La décarbonation : un enjeu pour la recherche

L’industrie est responsable d’environ 20 % des émissions de gaz à effet de serre sur le territoire national. Sa décarbonation* représente donc un enjeu majeur et la recherche a un rôle fondamental à jouer en ce domaine.

Laurent Duclaux

Enseignant chercheur en chimie des matériaux. Laboratoire Edytem, Environnements, Dynamiques, Territoires, Montagnes. Université Savoie Mont Blanc

Contribuer à la protection de l’environnement via de nouveaux matériaux

Au sein du laboratoire Edytem de l’Université Savoie Mont Blanc, nous travaillons notamment sur l’optimisation ou la création de matériaux destinés à la protection de l’environnement. À partir de précurseurs biosourcés comme le marc de café, la laine de mouton, de déchets que nous recyclons, nous fabriquons des charbons actifs et leur donnons une fonctionnalité de surface, à même de capter les molécules que l’on veut supprimer. Les matériaux poreux ont la propriété d’être absorbants et de fixer les molécules organiques, de retenir des micropolluants… Et donc d’être utiles pour la filtration de l’eau par exemple.

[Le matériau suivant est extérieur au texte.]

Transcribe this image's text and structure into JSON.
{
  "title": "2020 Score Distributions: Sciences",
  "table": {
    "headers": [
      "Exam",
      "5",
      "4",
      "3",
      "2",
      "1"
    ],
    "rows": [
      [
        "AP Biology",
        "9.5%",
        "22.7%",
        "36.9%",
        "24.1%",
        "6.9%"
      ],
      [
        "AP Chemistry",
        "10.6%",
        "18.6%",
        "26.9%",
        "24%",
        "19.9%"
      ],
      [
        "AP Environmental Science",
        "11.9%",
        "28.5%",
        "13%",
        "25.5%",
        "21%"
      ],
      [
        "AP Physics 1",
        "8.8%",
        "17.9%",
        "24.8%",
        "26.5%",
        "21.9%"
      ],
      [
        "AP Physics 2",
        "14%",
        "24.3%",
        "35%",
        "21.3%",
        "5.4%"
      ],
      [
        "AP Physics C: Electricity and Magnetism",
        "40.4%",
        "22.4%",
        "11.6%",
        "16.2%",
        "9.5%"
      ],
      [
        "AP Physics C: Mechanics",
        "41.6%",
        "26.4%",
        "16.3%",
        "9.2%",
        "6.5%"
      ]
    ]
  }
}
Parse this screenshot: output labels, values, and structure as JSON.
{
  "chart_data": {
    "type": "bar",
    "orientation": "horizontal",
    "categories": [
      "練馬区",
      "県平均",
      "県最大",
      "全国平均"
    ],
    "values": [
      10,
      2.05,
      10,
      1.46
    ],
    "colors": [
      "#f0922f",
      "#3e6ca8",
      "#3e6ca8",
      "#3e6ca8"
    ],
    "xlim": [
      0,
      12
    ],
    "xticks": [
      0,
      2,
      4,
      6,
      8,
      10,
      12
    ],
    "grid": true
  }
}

Nous nous intéressons aussi à la capture du formaldéhyde, composé organique volatil que l’on retrouve communément dans l’air intérieur des résidences dans les moquettes, colles, peinture…  

Nous avons mis au point un matériau dont la surface, dotée de nanoparticules d’oxyde de cuivre, dégrade ce formaldéhyde ; matériau qui pourra intégrer des épurateurs d’air par exemple.

 

Nos travaux actuels portent également sur la séparation du CO2 de l’azote dans l’air ; séparation qui pourrait servir à traiter les fumées post combustion de l’industrie. Cela implique toutefois la question de la récupération et du stockage du CO2. Nous savons le séparer, mais qu’en fait-on ensuite ? Il n’existe pas à ce jour de solutions pérennes.

Des recherches qui intègrent un programme national

Nous sommes par ailleurs impliqués dans Programme et équipements prioritaires de recherche (PEPR) pour la décarbonation de l’industrie avec l’IFP Énergies nouvelles (IFPEN), successeur de l’Institut français du pétrole (IFP).

Baptisé Spleen, il vise à mobiliser et à fédérer la communauté scientifique française pour concevoir des systèmes industriels moins émetteurs de gaz à effet de serre et s’inscrit dans la stratégie nationale d’accélération France 2030 “Décarbonation de l’industrie”.

Nous intervenons, dans ce cadre, sur le projet Catalpa dont le but est d’explorer de nouvelles méthodes pour diminuer l’empreinte énergétique et carbone des procédés de capture de CO2.Nous arriverons à trouver des technologies efficaces, mais elles seront onéreuses. Et je ne vois actuellement pas de programme national pour financer totalement la décarbonation même si les directions suivies vont dans le sens de la limitation des gaz à effet de serre.

Collaborer avec les entreprises

Quant aux entreprises, il y a bien une prise de conscience et des projets, mais elles peinent à prendre les devants, justement en raison des coûts. Elles interviennent souvent sous la contrainte. Et il existe des aides qui ne sont pas forcément utilisées.

Au niveau du laboratoire, elles nous sollicitent de plus en plus sur des questions de pollution et de recyclage, mais seulement pour la preuve de concept (démonstration de faisabilité). Souvent, la collaboration s’arrête ensuite et c’est dommage. Nous, nous souhaiterions poursuivre avec elles via des thèses de recherche à plus long terme.

Des capteurs intelligents

Une autre de nos activités concerne les capteurs  « passifs » fonctionnant par adsorption/désorption, capables de capturer et de récupérer les virus dans l’eau. Nous collaborons avec un laboratoire de Montbonnot (Normec-Abiolab), spécialisé dans les analyses microbiologiques et chimiques de l’eau.

Dans le cadre du programme Pack Ambition Recherche 2021 financé par la Région AURA, nous encadrons une thèse en cours sur le sujet : Conception, réalisation et étude du fonctionnement d’un échantillonneur passif à porosité contrôlée pour la concentration et l’analyse des norovirus humains dans les eaux usées et l’eau de consommation (projet Virocaptur), avec des expérimentations à la station d’épuration de Grand-Chambéry. Elle pourrait déboucher, d’ici l’an prochain, sur une méthode permettant d’analyser les virus avec un prélèvement nécessaire en eau nettement inférieur aux techniques actuelles.

Pour moi, la recherche est là pour faire avancer les connaissances et pour trouver des solutions.

La Stratégie nationale bas carbone ambitionne une réduction des émissions de GES de 35 % d’ici 2030 et de 81 % d’ici 2050 par rapport à 2015 pour l’industrie.